October 06, 2011 at 01:42 PM | categories: glusterfs

I've haven't found anything about this on the web yet, and it caused me to loose some data and time, so I'm issuing a warning here. Using zip to pack and compress files on a glusterfs partition can corrupt the resulting archive.

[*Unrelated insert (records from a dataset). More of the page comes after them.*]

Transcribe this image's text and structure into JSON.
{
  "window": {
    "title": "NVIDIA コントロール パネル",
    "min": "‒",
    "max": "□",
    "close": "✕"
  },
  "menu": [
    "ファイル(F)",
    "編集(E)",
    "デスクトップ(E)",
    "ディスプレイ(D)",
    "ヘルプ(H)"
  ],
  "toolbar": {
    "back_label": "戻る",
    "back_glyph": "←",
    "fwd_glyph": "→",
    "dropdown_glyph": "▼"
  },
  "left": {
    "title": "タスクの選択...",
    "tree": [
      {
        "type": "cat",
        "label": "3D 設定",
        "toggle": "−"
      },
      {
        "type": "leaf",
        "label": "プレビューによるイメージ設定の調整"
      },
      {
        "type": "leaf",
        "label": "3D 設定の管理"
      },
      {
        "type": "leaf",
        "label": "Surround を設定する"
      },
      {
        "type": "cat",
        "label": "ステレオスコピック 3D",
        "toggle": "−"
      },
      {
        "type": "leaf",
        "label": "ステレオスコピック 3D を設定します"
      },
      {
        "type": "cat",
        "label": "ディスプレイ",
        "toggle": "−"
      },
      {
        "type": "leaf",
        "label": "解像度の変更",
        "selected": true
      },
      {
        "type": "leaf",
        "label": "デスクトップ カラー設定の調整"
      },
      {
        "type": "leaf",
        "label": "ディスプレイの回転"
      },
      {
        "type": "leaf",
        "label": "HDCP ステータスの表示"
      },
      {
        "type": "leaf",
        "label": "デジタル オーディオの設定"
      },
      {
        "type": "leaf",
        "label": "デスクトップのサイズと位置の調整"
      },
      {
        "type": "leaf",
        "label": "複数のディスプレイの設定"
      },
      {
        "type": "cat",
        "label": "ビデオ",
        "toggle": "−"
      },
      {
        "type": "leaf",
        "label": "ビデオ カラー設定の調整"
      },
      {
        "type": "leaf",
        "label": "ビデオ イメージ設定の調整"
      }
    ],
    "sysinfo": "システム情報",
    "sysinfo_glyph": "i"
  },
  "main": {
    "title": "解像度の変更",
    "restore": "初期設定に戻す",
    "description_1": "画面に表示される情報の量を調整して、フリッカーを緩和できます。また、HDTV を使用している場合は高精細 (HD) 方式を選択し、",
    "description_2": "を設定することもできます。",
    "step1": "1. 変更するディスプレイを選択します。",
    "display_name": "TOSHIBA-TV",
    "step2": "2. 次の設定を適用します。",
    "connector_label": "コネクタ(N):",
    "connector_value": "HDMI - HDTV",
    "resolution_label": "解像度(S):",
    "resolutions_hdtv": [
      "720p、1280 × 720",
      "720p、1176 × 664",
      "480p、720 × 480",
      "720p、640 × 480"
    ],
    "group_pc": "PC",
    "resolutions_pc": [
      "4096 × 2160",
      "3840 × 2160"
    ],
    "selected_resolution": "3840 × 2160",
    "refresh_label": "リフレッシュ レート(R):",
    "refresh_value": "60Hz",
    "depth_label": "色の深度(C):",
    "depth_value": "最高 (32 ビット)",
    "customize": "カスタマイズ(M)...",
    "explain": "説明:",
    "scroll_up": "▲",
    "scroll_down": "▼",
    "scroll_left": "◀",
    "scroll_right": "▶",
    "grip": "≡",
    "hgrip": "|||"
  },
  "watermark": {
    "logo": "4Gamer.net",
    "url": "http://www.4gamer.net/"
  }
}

me@machine: ~/glusterfs/ziptest$ dd if=/dev/zero count=1 of=test.dat
1+0 records in
1+0 records out
512 bytes (512 B) copied, 0.000357 seconds, 1.4 MB/s
me@machine: ~/glusterfs/ziptest$ zip test.dat
  adding: test.dat (deflated 98%)
me@machine: ~/glusterfs/ziptest$ ls -lh
total 16K
-rw-r--r-- 1 kml kml 512 Oct  6 13:47 test.dat
-rw-r--r-- 1 kml kml  67 Oct  6 13:58
me@machine: ~/glusterfs/ziptest$ unzip 
  End-of-central-directory signature not found.  Either this file is not
  a zipfile, or it constitutes one disk of a multi-part archive.  In the
  latter case the central directory and zipfile comment will be found on
  the last disk(s) of this archive.
  unzip:  cannot find zipfile directory in one of or, and cannot find, period.

Although the error pops up while unzipping, the archive itself is corrupted. This can be seen by copying the archive to another, non-glusterfs partition, where the error still occurs. A file zipped on a different partition and copied to glusterfs, however, will unzip nicely.

I haven't studied the cause of this corruption, but I presume it is connected with the central directory file header. The glusterfs setup in this case uses a simple distributed configuration, so it is not an issue with striping, although I haven't looked into any other configuration options. My personal solution was to abandon the application that required zip, and to use tar with gzip or bzip2 instead.